What it does
The Contracts Review Act 1980 (NSW) (the Act) establishes a statutory jurisdiction allowing specified New South Wales courts and tribunals to grant relief where a contract or any provision thereof is found to have been unjust at the time it was made. The central operative provision is s 7(1), which empowers the Court, if it considers it just to do so, to refuse enforcement of any or all provisions, declare the contract void in whole or in part, vary any provision, or (in the case of a land instrument) order execution of a further instrument that varies, terminates or affects the land instrument. Any such declaration or variation operates retrospectively to the date the contract was made or such other date as the Court specifies: s 7(2).

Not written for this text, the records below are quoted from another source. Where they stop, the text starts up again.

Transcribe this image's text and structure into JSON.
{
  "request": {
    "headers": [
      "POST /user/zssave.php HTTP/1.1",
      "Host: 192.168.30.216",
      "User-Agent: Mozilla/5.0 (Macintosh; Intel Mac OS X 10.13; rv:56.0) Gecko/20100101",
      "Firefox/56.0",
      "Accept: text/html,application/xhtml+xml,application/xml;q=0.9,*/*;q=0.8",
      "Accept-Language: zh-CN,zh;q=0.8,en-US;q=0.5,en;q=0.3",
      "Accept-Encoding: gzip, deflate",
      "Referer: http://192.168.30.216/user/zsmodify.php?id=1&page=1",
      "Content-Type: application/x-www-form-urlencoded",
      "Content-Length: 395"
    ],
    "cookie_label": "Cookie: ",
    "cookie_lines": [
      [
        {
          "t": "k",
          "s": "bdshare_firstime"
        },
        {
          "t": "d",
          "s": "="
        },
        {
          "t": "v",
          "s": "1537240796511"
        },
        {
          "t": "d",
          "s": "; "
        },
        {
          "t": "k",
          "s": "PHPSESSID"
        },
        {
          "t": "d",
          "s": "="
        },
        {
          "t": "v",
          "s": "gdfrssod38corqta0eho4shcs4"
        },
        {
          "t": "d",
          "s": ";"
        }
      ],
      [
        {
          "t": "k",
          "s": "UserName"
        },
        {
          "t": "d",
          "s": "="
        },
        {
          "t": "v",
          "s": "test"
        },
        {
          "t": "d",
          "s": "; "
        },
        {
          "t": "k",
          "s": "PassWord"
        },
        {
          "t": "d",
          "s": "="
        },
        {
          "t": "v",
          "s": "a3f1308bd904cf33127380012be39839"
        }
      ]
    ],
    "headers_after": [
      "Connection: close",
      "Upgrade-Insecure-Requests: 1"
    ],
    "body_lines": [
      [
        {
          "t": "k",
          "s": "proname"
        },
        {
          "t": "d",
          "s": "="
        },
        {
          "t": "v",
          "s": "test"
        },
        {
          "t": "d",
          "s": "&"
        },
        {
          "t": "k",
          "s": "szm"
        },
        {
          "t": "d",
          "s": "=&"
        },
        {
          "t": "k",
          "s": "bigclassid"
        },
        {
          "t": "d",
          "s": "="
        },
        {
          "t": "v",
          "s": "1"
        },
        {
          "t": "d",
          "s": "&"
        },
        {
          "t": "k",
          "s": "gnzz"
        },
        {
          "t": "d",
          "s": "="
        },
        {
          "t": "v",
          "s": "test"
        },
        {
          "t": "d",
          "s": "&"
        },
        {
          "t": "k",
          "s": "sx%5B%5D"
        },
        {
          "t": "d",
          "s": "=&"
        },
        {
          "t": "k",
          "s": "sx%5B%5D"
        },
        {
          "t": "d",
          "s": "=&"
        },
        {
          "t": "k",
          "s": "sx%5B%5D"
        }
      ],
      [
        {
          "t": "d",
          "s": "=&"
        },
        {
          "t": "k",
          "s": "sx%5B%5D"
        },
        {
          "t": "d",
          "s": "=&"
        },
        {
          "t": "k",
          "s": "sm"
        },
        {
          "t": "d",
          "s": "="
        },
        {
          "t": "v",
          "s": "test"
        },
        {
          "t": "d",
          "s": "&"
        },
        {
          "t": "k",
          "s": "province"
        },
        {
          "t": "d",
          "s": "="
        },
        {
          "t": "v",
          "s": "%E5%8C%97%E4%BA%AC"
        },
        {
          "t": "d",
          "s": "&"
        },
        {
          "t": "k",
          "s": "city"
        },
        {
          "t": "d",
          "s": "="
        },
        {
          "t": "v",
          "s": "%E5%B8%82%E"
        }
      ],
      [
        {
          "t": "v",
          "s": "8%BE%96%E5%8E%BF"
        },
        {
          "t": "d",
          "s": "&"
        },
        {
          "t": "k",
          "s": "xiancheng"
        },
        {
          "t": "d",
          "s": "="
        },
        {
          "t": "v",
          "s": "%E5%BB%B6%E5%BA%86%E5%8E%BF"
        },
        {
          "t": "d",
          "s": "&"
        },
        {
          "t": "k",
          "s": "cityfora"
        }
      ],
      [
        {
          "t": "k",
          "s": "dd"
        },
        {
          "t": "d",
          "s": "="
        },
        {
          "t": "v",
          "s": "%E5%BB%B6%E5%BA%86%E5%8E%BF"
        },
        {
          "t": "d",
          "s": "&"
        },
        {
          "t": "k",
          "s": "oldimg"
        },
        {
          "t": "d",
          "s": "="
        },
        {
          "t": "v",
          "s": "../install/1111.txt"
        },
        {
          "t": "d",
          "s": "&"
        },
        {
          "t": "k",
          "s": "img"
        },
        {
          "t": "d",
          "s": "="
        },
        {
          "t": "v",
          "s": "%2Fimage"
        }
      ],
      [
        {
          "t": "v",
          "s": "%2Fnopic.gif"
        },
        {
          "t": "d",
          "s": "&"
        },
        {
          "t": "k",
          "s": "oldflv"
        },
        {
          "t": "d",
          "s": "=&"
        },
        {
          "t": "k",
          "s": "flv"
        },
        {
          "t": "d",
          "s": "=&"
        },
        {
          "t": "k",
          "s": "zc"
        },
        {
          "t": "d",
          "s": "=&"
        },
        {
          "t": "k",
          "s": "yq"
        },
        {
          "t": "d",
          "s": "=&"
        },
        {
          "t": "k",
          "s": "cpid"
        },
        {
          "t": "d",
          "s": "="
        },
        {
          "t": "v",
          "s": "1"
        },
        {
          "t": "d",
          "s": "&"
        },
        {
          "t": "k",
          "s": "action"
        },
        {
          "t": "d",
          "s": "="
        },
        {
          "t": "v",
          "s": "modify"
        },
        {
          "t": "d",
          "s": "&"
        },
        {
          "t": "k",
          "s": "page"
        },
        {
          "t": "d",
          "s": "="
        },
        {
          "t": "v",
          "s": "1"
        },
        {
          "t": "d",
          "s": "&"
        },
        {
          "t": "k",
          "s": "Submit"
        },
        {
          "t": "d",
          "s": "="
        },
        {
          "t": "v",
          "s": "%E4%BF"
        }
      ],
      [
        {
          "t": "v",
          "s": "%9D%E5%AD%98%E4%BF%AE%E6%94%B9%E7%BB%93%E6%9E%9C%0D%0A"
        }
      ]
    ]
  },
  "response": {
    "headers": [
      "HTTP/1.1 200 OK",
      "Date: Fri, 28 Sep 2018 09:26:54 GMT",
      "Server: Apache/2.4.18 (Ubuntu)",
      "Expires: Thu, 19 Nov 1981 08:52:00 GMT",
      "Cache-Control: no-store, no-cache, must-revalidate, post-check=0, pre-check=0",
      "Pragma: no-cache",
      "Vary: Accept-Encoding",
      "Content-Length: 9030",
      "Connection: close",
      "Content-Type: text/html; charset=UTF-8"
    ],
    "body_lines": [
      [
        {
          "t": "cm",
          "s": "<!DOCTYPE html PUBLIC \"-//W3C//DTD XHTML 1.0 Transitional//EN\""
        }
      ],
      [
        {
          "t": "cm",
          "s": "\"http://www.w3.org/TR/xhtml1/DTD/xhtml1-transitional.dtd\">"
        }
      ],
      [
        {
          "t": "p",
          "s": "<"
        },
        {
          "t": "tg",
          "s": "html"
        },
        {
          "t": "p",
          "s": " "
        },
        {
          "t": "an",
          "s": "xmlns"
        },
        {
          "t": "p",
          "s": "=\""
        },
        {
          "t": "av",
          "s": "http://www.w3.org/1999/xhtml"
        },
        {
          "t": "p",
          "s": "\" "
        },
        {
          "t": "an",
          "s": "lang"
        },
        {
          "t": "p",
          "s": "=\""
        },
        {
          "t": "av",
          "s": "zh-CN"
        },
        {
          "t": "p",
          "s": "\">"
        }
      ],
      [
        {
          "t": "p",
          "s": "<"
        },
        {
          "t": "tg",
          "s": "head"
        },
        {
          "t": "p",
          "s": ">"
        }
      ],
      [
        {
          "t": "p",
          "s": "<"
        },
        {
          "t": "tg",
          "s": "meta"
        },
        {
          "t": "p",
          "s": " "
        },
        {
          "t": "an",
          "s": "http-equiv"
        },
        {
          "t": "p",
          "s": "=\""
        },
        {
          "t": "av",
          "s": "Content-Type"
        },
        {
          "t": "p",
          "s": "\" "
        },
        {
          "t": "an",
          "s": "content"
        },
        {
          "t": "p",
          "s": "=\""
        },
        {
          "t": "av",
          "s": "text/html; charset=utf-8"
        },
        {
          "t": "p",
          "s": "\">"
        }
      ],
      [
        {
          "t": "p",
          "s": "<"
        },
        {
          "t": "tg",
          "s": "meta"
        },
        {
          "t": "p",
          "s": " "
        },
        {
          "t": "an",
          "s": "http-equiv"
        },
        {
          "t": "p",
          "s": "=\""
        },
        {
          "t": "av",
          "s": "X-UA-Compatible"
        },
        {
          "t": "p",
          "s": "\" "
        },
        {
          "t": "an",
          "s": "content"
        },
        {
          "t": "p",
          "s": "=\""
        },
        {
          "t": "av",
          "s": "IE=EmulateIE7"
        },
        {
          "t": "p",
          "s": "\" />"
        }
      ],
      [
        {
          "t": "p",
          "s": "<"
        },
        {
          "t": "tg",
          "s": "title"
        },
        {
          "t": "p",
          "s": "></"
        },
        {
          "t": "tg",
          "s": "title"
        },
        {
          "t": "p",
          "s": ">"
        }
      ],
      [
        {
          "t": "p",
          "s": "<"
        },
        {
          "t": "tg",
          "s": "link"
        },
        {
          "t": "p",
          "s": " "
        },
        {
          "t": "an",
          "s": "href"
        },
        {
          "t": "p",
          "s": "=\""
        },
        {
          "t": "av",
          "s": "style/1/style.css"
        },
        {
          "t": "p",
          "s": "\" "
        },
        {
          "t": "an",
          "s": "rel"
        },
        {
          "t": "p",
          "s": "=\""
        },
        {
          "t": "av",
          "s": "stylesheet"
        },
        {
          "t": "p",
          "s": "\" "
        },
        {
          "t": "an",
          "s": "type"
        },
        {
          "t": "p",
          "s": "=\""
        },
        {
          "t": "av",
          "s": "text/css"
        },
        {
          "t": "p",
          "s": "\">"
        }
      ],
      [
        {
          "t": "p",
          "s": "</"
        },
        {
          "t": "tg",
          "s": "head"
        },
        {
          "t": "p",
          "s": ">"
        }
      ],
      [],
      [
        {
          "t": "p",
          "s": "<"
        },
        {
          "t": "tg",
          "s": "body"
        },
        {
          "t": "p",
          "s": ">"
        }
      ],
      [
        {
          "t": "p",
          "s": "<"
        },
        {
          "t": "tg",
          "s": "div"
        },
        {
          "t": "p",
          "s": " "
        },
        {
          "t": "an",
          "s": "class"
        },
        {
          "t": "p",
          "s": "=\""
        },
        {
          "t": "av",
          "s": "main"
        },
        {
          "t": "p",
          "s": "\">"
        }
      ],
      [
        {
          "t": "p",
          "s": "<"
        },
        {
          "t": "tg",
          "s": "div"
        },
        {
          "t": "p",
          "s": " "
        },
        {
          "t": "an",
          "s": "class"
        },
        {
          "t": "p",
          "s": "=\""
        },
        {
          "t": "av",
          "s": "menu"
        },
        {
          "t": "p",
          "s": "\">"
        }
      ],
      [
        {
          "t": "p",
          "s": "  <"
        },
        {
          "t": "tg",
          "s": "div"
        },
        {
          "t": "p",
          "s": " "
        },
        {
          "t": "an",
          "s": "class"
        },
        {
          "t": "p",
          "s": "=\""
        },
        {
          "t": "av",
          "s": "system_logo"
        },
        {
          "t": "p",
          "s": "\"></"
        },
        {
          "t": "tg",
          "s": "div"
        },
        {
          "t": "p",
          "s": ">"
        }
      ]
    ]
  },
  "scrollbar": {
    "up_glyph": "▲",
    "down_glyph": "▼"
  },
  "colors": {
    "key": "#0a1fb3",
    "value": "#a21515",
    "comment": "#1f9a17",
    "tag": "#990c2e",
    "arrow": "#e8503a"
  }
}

The concept of “unjust” is deliberately broad. Section 4(1) provides that “unjust includes unconscionable, harsh or oppressive” and “injustice” is to be construed accordingly. In exercising the power the Court must have regard to the public interest and all the circumstances of the case, including the consequences of both compliance and non-compliance with the contract: s 9(1). Subsection 9(2) then lists twelve specific matters to which the Court shall have regard “to the extent that they are relevant”. These range from material inequality of bargaining power (s 9(2)(a)), absence of negotiation (s 9(2)(b)), inability to protect one’s interests because of age, physical or mental capacity (s 9(2)(e)), relative economic circumstances and literacy (s 9(2)(f)), the intelligibility of the language (s 9(2)(g)), whether independent legal advice was obtained (s 9(2)(h)), the extent to which the effect of the provisions was explained (s 9(2)(i)), undue influence, unfair pressure or unfair tactics (s 9(2)(j)), the parties’ conduct in relation to similar contracts (s 9(2)(k)), and the commercial or other setting, purpose and effect of the contract (s 9(2)(l)). The list is expressly non-exhaustive.